To get more women leading universities we need a code of conduct for search firms

A rarity for university vice-chancellors. Hand shake via Andrey_Popov/Shutterstock

Only 20.1% of university vice-chancellor and principals are women, according to a new report from the Equality Challenge Unit. This wide gender gap at the top of universities makes it all the more vital to address equality in the way higher education leaders are recruited.

Recent research published by the Leadership Foundation for Higher Education showed how universities are increasingly making use of executive search firms to hire top managers.

Between 2006 and 2013, executive search firms were used in 98% of vice-chancellor appointments and in 61% of externally advertised pro vice-chancellors jobs. Universities tend to rely on a small number of firms which specialise in higher education, but the report argues that this raises a number of questions as to “the freshness of each search”, potential conflicts of interests and the recycling of candidates.

Reinforcing the status quo

This evidence adds to the findings from a study that colleagues and I did on gender and leadership, commissioned by the Equality Challenge Unit and the Leadership Foundation for Higher Education. Men and women in leadership roles who participated in that study raised questions as to whether search firms actually help to increase gender diversity or rather contribute to reinforcing the status quo.

In spite of search firms being involved in almost all the appointment of vice-chancellors and principals for several years, women’s representation in these roles is still very low – especially when they make up 53.9% of the sector’s workforce. We’ve recommended that the sector should develop a code of conduct for the use of executive search firms in the making of senior appointments.

Bound by legal duty

An important factor seems to have been overlooked – that universities are subject to the Public Sector Equality Duty (PSED), introduced by the Equality Act 2010. This requires them to pay due regard to the need to eliminate discrimination, to advance equality of opportunity and to encourage persons who share a relevant legally protected characteristic (such as gender) to participate in public life.
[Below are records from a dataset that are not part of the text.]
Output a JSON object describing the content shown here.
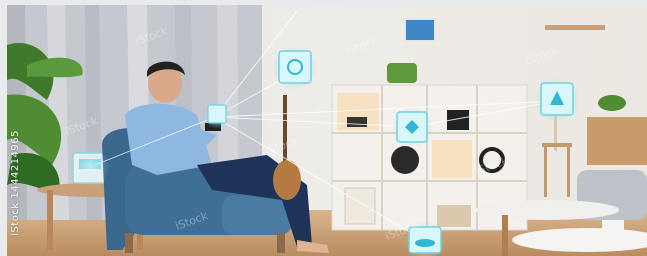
{
  "image": {
    "subject": "smart-home-scene",
    "side_caption": "iStock 1444214965",
    "watermark_text": "iStock",
    "colors": {
      "wall": "#eceae6",
      "curtain": "#c9cbd0",
      "armchair": "#3f6f96",
      "floor": "#c49a6c",
      "shelf": "#f2efe9",
      "accent_light": "#bde9f0"
    },
    "smart_icons": [
      {
        "id": "hub",
        "icon": "smart-hub-icon"
      },
      {
        "id": "speaker",
        "icon": "smart-speaker-icon"
      },
      {
        "id": "lamp",
        "icon": "smart-lamp-icon"
      },
      {
        "id": "phone",
        "icon": "smartphone-icon"
      },
      {
        "id": "shelf",
        "icon": "smart-shelf-device-icon"
      },
      {
        "id": "floor-lamp",
        "icon": "floor-lamp-icon"
      },
      {
        "id": "robot",
        "icon": "robot-vacuum-icon"
      }
    ]
  }
}
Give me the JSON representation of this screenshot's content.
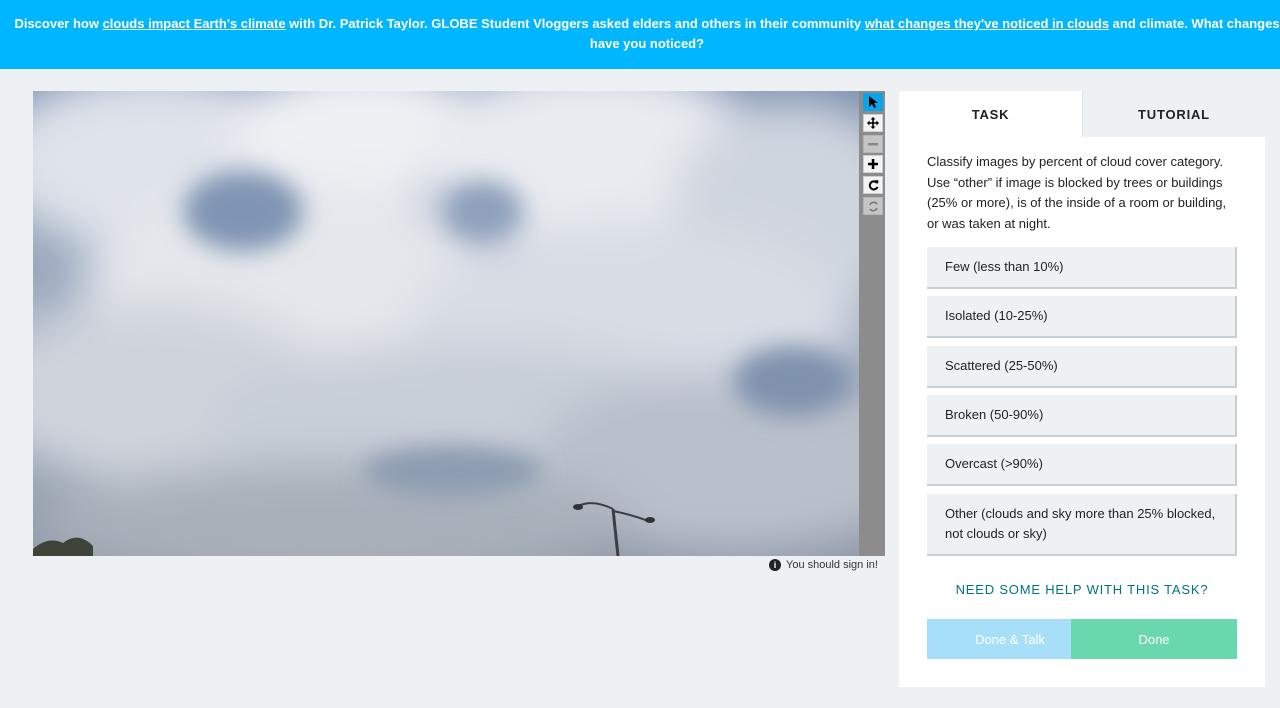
{
  "banner": {
    "part1": "Discover how ",
    "link1": "clouds impact Earth's climate",
    "part2": " with Dr. Patrick Taylor. GLOBE Student Vloggers asked elders and others in their community ",
    "link2": "what changes they've noticed in clouds",
    "part3": " and climate. What changes have you noticed?"
  },
  "viewer": {
    "tools": [
      "pointer-icon",
      "move-icon",
      "zoom-out-icon",
      "zoom-in-icon",
      "rotate-icon",
      "reset-icon"
    ],
    "signin_text": "You should sign in!"
  },
  "panel": {
    "tabs": {
      "task": "TASK",
      "tutorial": "TUTORIAL"
    },
    "instructions": "Classify images by percent of cloud cover category. Use “other” if image is blocked by trees or buildings (25% or more), is of the inside of a room or building, or was taken at night.",
    "answers": [
      "Few (less than 10%)",
      "Isolated (10-25%)",
      "Scattered (25-50%)",
      "Broken (50-90%)",
      "Overcast (>90%)",
      "Other (clouds and sky more than 25% blocked, not clouds or sky)"
    ],
    "help": "NEED SOME HELP WITH THIS TASK?",
    "done_talk": "Done & Talk",
    "done": "Done"
  },
  "colors": {
    "banner": "#00b6ff",
    "accent_tool": "#0aa5e8",
    "done_talk": "#a8dff8",
    "done": "#69d9ad",
    "help_link": "#00737e"
  }
}
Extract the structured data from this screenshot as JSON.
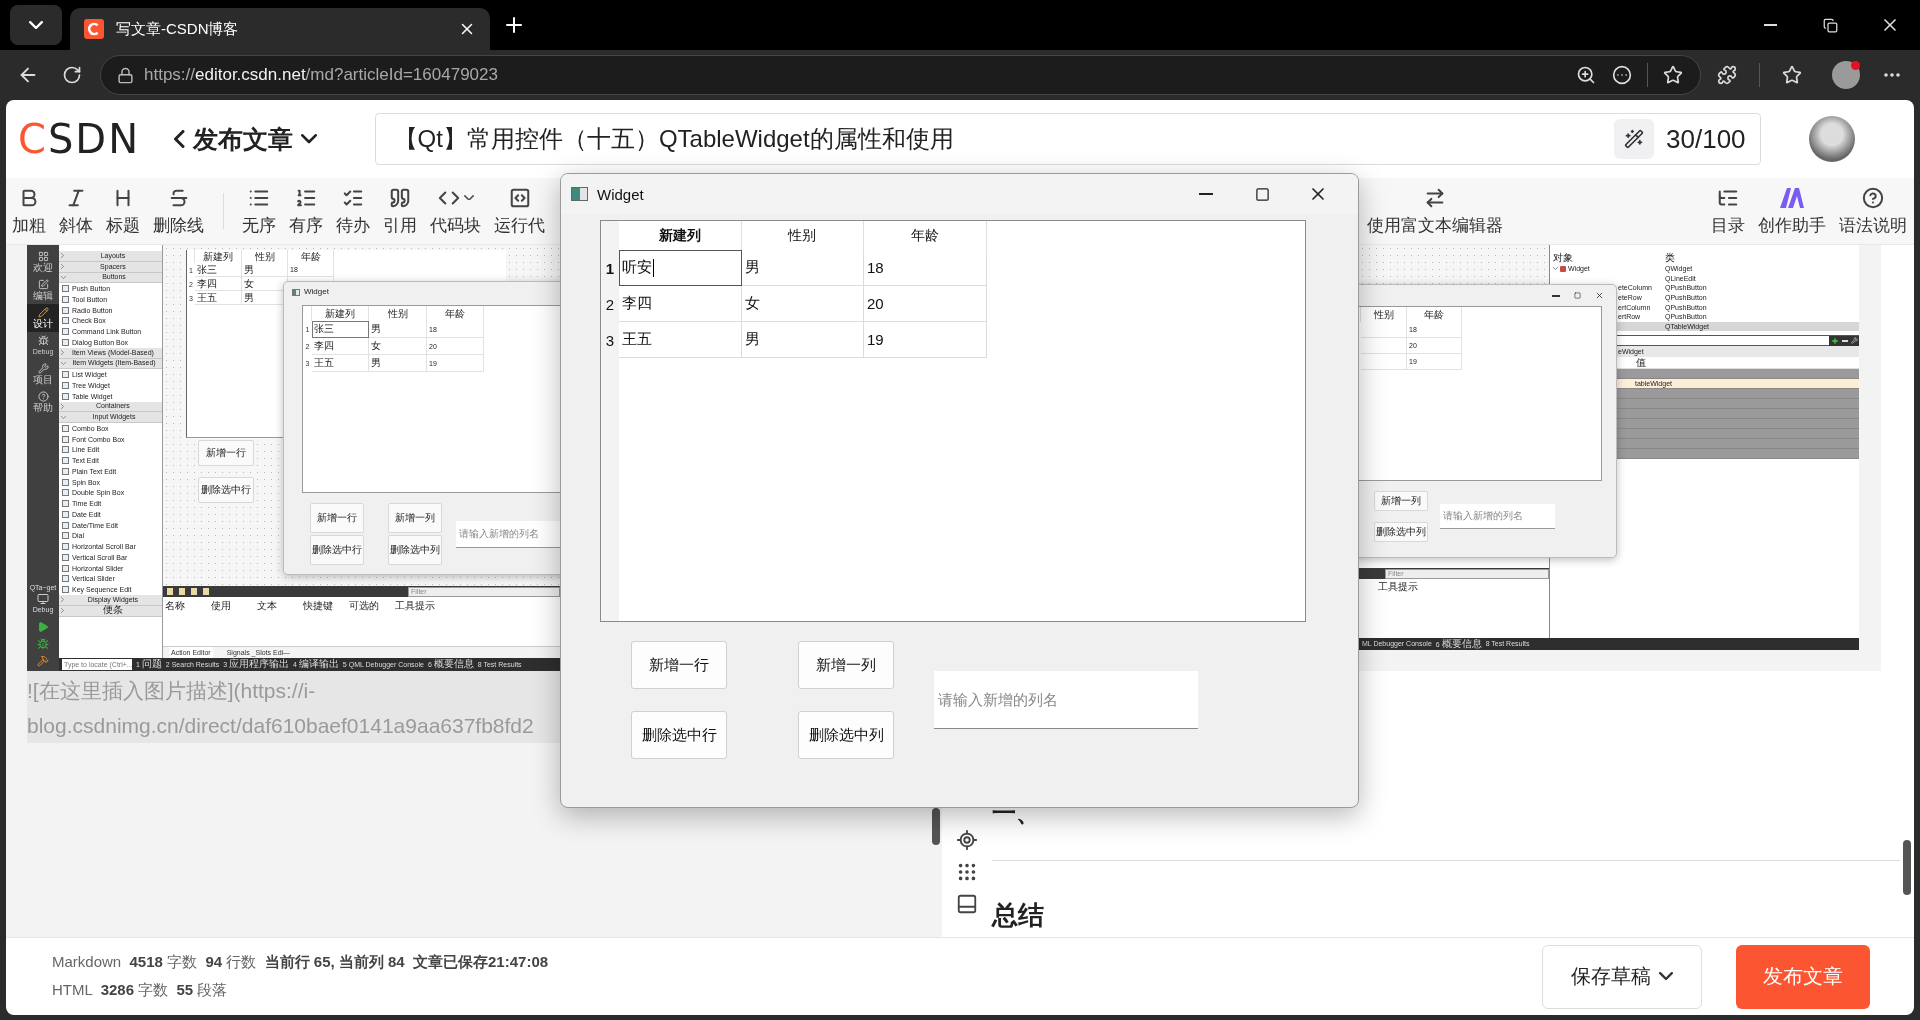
{
  "browser": {
    "tab": {
      "title": "写文章-CSDN博客",
      "selected": true
    },
    "url": {
      "scheme": "https://",
      "host": "editor.csdn.net",
      "path": "/md?articleId=160479023"
    },
    "profile_notification": true
  },
  "header": {
    "logo": "CSDN",
    "publish_menu": "发布文章",
    "title_value": "【Qt】常用控件（十五）QTableWidget的属性和使用",
    "title_count": "30/100"
  },
  "toolbar": {
    "left": [
      {
        "kind": "bold",
        "label": "加粗"
      },
      {
        "kind": "italic",
        "label": "斜体"
      },
      {
        "kind": "heading",
        "label": "标题"
      },
      {
        "kind": "strike",
        "label": "删除线"
      },
      {
        "kind": "divider"
      },
      {
        "kind": "bullets",
        "label": "无序"
      },
      {
        "kind": "numbered",
        "label": "有序"
      },
      {
        "kind": "todo",
        "label": "待办"
      },
      {
        "kind": "quote",
        "label": "引用"
      },
      {
        "kind": "code",
        "label": "代码块"
      },
      {
        "kind": "run",
        "label": "运行代"
      }
    ],
    "right": [
      {
        "kind": "richtext",
        "label": "使用富文本编辑器"
      },
      {
        "kind": "outline",
        "label": "目录"
      },
      {
        "kind": "assistant",
        "label": "创作助手"
      },
      {
        "kind": "help",
        "label": "语法说明"
      }
    ]
  },
  "left_shot": {
    "modes": [
      {
        "kind": "welcome",
        "label": "欢迎",
        "selected": false
      },
      {
        "kind": "edit",
        "label": "编辑",
        "selected": false
      },
      {
        "kind": "design",
        "label": "设计",
        "selected": true
      },
      {
        "kind": "debug",
        "label": "Debug",
        "selected": false
      },
      {
        "kind": "project",
        "label": "项目",
        "selected": false
      },
      {
        "kind": "help",
        "label": "帮助",
        "selected": false
      }
    ],
    "target": {
      "name": "QTa~get",
      "mode": "Debug"
    },
    "widget_box": [
      {
        "label": "Layouts",
        "expanded": false
      },
      {
        "label": "Spacers",
        "expanded": false
      },
      {
        "label": "Buttons",
        "expanded": true,
        "items": [
          "Push Button",
          "Tool Button",
          "Radio Button",
          "Check Box",
          "Command Link Button",
          "Dialog Button Box"
        ]
      },
      {
        "label": "Item Views (Model-Based)",
        "expanded": false
      },
      {
        "label": "Item Widgets (Item-Based)",
        "expanded": true,
        "items": [
          "List Widget",
          "Tree Widget",
          "Table Widget"
        ]
      },
      {
        "label": "Containers",
        "expanded": false
      },
      {
        "label": "Input Widgets",
        "expanded": true,
        "items": [
          "Combo Box",
          "Font Combo Box",
          "Line Edit",
          "Text Edit",
          "Plain Text Edit",
          "Spin Box",
          "Double Spin Box",
          "Time Edit",
          "Date Edit",
          "Date/Time Edit",
          "Dial",
          "Horizontal Scroll Bar",
          "Vertical Scroll Bar",
          "Horizontal Slider",
          "Vertical Slider",
          "Key Sequence Edit"
        ]
      },
      {
        "label": "Display Widgets",
        "expanded": false
      },
      {
        "label": "便条",
        "expanded": false
      }
    ],
    "form_table": {
      "columns": [
        "新建列",
        "性别",
        "年龄"
      ],
      "rows": [
        {
          "header": "1",
          "cells": [
            "张三",
            "男",
            "18"
          ]
        },
        {
          "header": "2",
          "cells": [
            "李四",
            "女"
          ]
        },
        {
          "header": "3",
          "cells": [
            "王五",
            "男"
          ]
        }
      ]
    },
    "form_buttons": [
      "新增一行",
      "删除选中行"
    ],
    "preview_window": {
      "title": "Widget",
      "columns": [
        "新建列",
        "性别",
        "年龄"
      ],
      "rows": [
        {
          "header": "1",
          "cells": [
            {
              "text": "张三",
              "editing": true
            },
            {
              "text": "男",
              "editing": false
            },
            {
              "text": "18",
              "editing": false
            }
          ]
        },
        {
          "header": "2",
          "cells": [
            {
              "text": "李四",
              "editing": false
            },
            {
              "text": "女",
              "editing": false
            },
            {
              "text": "20",
              "editing": false
            }
          ]
        },
        {
          "header": "3",
          "cells": [
            {
              "text": "王五",
              "editing": false
            },
            {
              "text": "男",
              "editing": false
            },
            {
              "text": "19",
              "editing": false
            }
          ]
        }
      ],
      "buttons": [
        "新增一行",
        "新增一列",
        "删除选中行",
        "删除选中列"
      ],
      "placeholder": "请输入新增的列名"
    },
    "action_editor": {
      "filter_placeholder": "Filter",
      "columns": [
        "名称",
        "使用",
        "文本",
        "快捷键",
        "可选的",
        "工具提示"
      ],
      "tabs": [
        {
          "label": "Action Editor",
          "selected": true
        },
        {
          "label": "Signals _Slots Edi—",
          "selected": false
        }
      ]
    },
    "status_bar": {
      "locate_placeholder": "Type to locate (Ctrl+...",
      "panes": [
        "1 问题",
        "2 Search Results",
        "3 应用程序输出",
        "4 编译输出",
        "5 QML Debugger Console",
        "6 概要信息",
        "8 Test Results"
      ]
    }
  },
  "markdown_lines": [
    "![在这里插入图片描述](https://i-",
    "blog.csdnimg.cn/direct/daf610baef0141a9aa637fb8fd2"
  ],
  "right_shot": {
    "preview_window": {
      "columns": [
        "性别",
        "年龄"
      ],
      "rows": [
        {
          "cells": [
            "18"
          ]
        },
        {
          "cells": [
            "20"
          ]
        },
        {
          "cells": [
            "19"
          ]
        }
      ],
      "buttons": [
        "新增一列",
        "删除选中列"
      ],
      "placeholder": "请输入新增的列名"
    },
    "object_inspector": {
      "columns": [
        "对象",
        "类"
      ],
      "rows": [
        {
          "kind": "root",
          "name": "Widget",
          "class": "QWidget",
          "selected": false
        },
        {
          "kind": "child",
          "class": "QLineEdit",
          "selected": false
        },
        {
          "kind": "child",
          "name": "eteColumn",
          "class": "QPushButton",
          "selected": false
        },
        {
          "kind": "child",
          "name": "eteRow",
          "class": "QPushButton",
          "selected": false
        },
        {
          "kind": "child",
          "name": "ertColumn",
          "class": "QPushButton",
          "selected": false
        },
        {
          "kind": "child",
          "name": "ertRow",
          "class": "QPushButton",
          "selected": false
        },
        {
          "kind": "child",
          "class": "QTableWidget",
          "selected": true
        }
      ]
    },
    "property_editor": {
      "object": "eWidget",
      "value_header": "值",
      "highlighted_value": "tableWidget"
    },
    "action_editor": {
      "filter_placeholder": "Filter",
      "column": "工具提示"
    },
    "status_panes": [
      "ML Debugger Console",
      "6 概要信息",
      "8 Test Results"
    ]
  },
  "preview": {
    "heading": "一、",
    "section_title": "总结"
  },
  "status": {
    "markdown": "Markdown  **4518** 字数  **94** 行数  **当前行 65, 当前列 84**  **文章已保存21:47:08**",
    "html": "HTML  **3286** 字数  **55** 段落"
  },
  "actions": {
    "save_draft": "保存草稿",
    "publish": "发布文章"
  },
  "app_window": {
    "title": "Widget",
    "columns": [
      {
        "label": "新建列",
        "current": true
      },
      {
        "label": "性别",
        "current": false
      },
      {
        "label": "年龄",
        "current": false
      }
    ],
    "rows": [
      {
        "header": "1",
        "current": true,
        "cells": [
          {
            "text": "听安",
            "editing": true
          },
          {
            "text": "男",
            "editing": false
          },
          {
            "text": "18",
            "editing": false
          }
        ]
      },
      {
        "header": "2",
        "current": false,
        "cells": [
          {
            "text": "李四",
            "editing": false
          },
          {
            "text": "女",
            "editing": false
          },
          {
            "text": "20",
            "editing": false
          }
        ]
      },
      {
        "header": "3",
        "current": false,
        "cells": [
          {
            "text": "王五",
            "editing": false
          },
          {
            "text": "男",
            "editing": false
          },
          {
            "text": "19",
            "editing": false
          }
        ]
      }
    ],
    "buttons": [
      "新增一行",
      "新增一列",
      "删除选中行",
      "删除选中列"
    ],
    "column_name": {
      "placeholder": "请输入新增的列名"
    }
  }
}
These provisions are meant to make the promotion of equality central to the work of higher education, including to its employment practices. But by using executive search firms in the selection and recruitment for leadership roles, universities are outsourcing part of this function to an external provider. Yet they are still responsible for ensuring that the Public Sector Equality Duty is complied with throughout the recruitment process – including those stages that are managed by search firms.

The adoption of a code of conduct for search firms could help to ensure that equality standards are met at every stage of the selection and recruitment process. Many universities require staff who sit on recruitment panels to have undertaken equality and diversity training. Staff at executive search firms working for universities should also have to have appropriate equality training.

Davies-style review

A voluntary code of conduct for executive search firms already exists in the private sector where it was adopted following a 2011 review by Lord Davies on women’s participation on company boards.

In September 2014, the Department for Business, Innovation and Skills, launched an enhanced version of this code, recommending that search firms publish anonymised hiring data relating to long-lists, short-lists and appointments.

It also offers an accreditation process for those firms which have a demonstrable track-record in helping their clients to achieve greater gender diversity. There is much that the higher education sector could learn from the work of Lord Davies and his steering group in order to develop a code to advance equality of opportunities in senior recruitment at universities.

But search firms are just one key player in the recruitment process for senior appointments. The role of governing bodies and the interviewing process itself also need to be kept under better scrutiny. This part of the process ought to comply with the Public Sector Equality Duty too. Closing the gender gap must be a priority for higher education. Perhaps the sector should set up its own Davies-style review to achieve this goal in the near future.